Nixon was a long-term strategic thinker. He began to plan in his own mind a visit to China while Vice President, and developed theories on his own both as an active politician and in time off, writing Six Crises. Nixon felt that vision was “knowledge of the past directed toward the future.” Yet he was also paranoid, speaking of the domestic Communist Conspiracy and forever believing that the press was out to get him personally.


It became clear that Nixon had no idea about Watergate (and probably knew nothing of the related activities) until after the incident occurred. But once it did, he actively conspired to cover it up. This was partly a failure of management; for his followers had gotten him into this mess by conducting illegal raids. But mostly, it was a failure of morality. Nixon himself claimed his actions in the coverup were an attempt to help friends. Somehow, as President of the United States, he thought that helping his friends was more important than maintaining the integrity of the United States government. As such, it was a failure not just of Nixon, but of all his followers — the entire United States.

Yet at the same time, there was little evidence prior to the Watergate scandal that Nixon was a particularly amoral man. He had worked in government for decades, and in his public life his legislative agenda was highly moral. Nixon was re-elected because his first term had been a smashing success as far as anyone could tell; it included détente with the Soviets, an apparently successful economic policy, and implemented widespread school desegregation.

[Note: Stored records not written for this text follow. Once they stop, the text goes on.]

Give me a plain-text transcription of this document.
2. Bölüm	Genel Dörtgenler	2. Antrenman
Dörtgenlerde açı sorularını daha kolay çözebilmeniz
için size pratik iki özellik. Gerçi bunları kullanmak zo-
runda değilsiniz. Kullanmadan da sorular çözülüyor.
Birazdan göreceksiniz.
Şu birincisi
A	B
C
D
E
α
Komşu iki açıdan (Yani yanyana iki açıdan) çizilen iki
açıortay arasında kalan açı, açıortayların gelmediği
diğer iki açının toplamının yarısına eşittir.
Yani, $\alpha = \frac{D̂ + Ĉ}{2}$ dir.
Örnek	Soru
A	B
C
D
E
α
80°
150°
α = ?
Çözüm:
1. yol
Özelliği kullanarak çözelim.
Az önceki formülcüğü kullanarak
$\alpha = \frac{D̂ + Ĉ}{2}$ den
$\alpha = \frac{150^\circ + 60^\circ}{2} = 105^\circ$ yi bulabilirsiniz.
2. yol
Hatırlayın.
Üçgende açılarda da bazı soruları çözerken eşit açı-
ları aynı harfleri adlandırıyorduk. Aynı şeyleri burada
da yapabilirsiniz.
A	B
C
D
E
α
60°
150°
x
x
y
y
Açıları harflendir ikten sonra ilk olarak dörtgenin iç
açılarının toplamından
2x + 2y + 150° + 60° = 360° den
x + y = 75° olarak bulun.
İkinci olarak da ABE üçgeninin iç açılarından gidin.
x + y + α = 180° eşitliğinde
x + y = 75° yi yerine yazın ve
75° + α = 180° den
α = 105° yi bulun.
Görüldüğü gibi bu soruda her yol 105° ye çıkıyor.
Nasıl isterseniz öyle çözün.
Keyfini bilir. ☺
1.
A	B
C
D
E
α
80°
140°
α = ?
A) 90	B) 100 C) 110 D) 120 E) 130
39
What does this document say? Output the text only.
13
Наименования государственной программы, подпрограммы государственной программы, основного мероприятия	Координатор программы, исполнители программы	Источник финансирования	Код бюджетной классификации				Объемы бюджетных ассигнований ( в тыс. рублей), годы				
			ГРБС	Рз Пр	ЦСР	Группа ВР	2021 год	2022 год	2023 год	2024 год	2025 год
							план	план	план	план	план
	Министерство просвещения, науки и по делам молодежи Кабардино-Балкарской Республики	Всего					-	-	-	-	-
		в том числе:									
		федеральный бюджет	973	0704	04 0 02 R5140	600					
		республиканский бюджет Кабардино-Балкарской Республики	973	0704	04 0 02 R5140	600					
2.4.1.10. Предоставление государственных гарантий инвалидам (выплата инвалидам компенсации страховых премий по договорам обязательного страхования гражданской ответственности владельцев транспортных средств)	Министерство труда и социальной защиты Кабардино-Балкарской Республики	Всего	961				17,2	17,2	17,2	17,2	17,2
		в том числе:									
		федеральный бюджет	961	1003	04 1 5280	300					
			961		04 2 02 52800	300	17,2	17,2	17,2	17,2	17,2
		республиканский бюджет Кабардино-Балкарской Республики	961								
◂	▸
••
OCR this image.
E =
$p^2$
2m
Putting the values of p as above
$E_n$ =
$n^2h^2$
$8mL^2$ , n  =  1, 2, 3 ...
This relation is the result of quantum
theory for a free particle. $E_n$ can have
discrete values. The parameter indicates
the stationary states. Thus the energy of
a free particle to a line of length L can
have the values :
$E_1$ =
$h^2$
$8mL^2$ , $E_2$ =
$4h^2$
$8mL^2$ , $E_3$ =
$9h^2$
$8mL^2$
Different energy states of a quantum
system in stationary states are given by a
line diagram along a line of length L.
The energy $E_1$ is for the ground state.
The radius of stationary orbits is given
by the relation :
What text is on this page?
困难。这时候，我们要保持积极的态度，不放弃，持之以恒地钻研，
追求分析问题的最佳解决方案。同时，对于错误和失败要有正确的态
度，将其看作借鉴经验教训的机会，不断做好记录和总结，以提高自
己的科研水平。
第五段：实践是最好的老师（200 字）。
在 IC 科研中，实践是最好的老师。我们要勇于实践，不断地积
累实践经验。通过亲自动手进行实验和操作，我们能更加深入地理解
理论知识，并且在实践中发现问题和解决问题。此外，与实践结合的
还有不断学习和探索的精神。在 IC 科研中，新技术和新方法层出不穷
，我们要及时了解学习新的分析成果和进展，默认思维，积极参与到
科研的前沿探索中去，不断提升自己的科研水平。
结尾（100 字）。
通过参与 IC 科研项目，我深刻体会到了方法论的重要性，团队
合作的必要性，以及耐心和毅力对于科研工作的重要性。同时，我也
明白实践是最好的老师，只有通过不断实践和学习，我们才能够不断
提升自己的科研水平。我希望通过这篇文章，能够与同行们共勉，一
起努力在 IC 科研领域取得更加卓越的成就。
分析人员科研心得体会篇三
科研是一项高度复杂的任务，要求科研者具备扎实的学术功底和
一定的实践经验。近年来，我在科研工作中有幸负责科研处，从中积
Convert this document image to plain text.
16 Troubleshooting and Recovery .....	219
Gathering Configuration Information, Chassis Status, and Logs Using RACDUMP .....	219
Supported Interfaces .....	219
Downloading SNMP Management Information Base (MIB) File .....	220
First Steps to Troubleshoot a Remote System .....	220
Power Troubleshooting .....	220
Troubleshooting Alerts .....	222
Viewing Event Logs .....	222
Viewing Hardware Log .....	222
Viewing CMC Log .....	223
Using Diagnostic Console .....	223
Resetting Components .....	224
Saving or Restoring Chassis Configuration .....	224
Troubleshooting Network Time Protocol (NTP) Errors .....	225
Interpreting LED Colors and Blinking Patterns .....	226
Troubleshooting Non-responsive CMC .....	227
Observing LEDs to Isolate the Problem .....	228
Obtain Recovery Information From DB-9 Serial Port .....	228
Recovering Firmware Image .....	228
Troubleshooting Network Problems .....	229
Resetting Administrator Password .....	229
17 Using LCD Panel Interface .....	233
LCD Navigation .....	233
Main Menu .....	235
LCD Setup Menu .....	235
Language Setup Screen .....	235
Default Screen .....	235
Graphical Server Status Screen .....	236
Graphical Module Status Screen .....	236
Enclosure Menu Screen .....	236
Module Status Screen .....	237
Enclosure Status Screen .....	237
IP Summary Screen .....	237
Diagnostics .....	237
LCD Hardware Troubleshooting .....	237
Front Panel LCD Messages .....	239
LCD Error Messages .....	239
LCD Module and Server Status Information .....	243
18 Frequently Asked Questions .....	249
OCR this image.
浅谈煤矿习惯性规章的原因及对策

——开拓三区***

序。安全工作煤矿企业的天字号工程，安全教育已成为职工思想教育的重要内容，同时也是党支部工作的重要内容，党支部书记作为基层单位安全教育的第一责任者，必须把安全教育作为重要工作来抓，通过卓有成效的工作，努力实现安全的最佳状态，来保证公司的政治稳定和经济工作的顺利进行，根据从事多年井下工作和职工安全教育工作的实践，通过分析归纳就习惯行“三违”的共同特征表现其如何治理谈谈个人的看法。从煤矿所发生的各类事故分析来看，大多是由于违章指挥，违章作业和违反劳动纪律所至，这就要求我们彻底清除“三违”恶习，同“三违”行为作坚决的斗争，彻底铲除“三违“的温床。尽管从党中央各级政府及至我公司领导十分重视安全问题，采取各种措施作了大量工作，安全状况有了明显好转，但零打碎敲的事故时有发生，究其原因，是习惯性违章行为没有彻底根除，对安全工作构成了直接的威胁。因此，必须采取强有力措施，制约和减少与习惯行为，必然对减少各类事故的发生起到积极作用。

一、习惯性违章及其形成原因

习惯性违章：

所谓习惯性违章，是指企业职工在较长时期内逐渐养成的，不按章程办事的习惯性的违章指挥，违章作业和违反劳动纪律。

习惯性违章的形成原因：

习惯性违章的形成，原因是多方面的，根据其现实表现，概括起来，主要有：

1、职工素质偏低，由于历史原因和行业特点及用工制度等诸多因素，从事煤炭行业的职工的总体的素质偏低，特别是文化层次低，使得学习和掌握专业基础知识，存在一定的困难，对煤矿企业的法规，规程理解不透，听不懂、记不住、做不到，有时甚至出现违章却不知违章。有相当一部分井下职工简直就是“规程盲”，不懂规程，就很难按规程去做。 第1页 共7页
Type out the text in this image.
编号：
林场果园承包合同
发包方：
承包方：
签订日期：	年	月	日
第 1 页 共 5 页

But this does not mean we cannot improve, to try and prevent another Watergate. As followers, we can and should be vigilant to keep our representatives honest, expecting nothing less than the highest level of honesty. And indeed, simply through the country’s reaction to Watergate we have improved the situation somewhat: leaders know that if caught in such situations, they can expect impeachment at the least.


Frost, Sir David. Frost/Nixon. 2007. HarperCollins Publishers, New York, NY.

Humes, James C. Nixon’s Ten Commandments of Statecraft. 1997. Scribner, New York, NY.

MacMillan, Margaret. Nixon and Mao: The Week That Changed the World. 2007. Random House, New York, NY.

Nixon, Richard M. Six Crises. 1962. Doubleday & Company, Garden City, NY.

Nixon, Richard (January 30, 1974). “Address on the State of the Union Delivered Before a Joint Session of the Congress”. The American Presidency Project.

Parmet, Herbert S. Richard M Nixon: An American Enigma. 2008. Pearson, New York, NY.

Yergin, Daniel and Joseph Stanislaw, The Commanding Heights, 1997, pp. 60-64.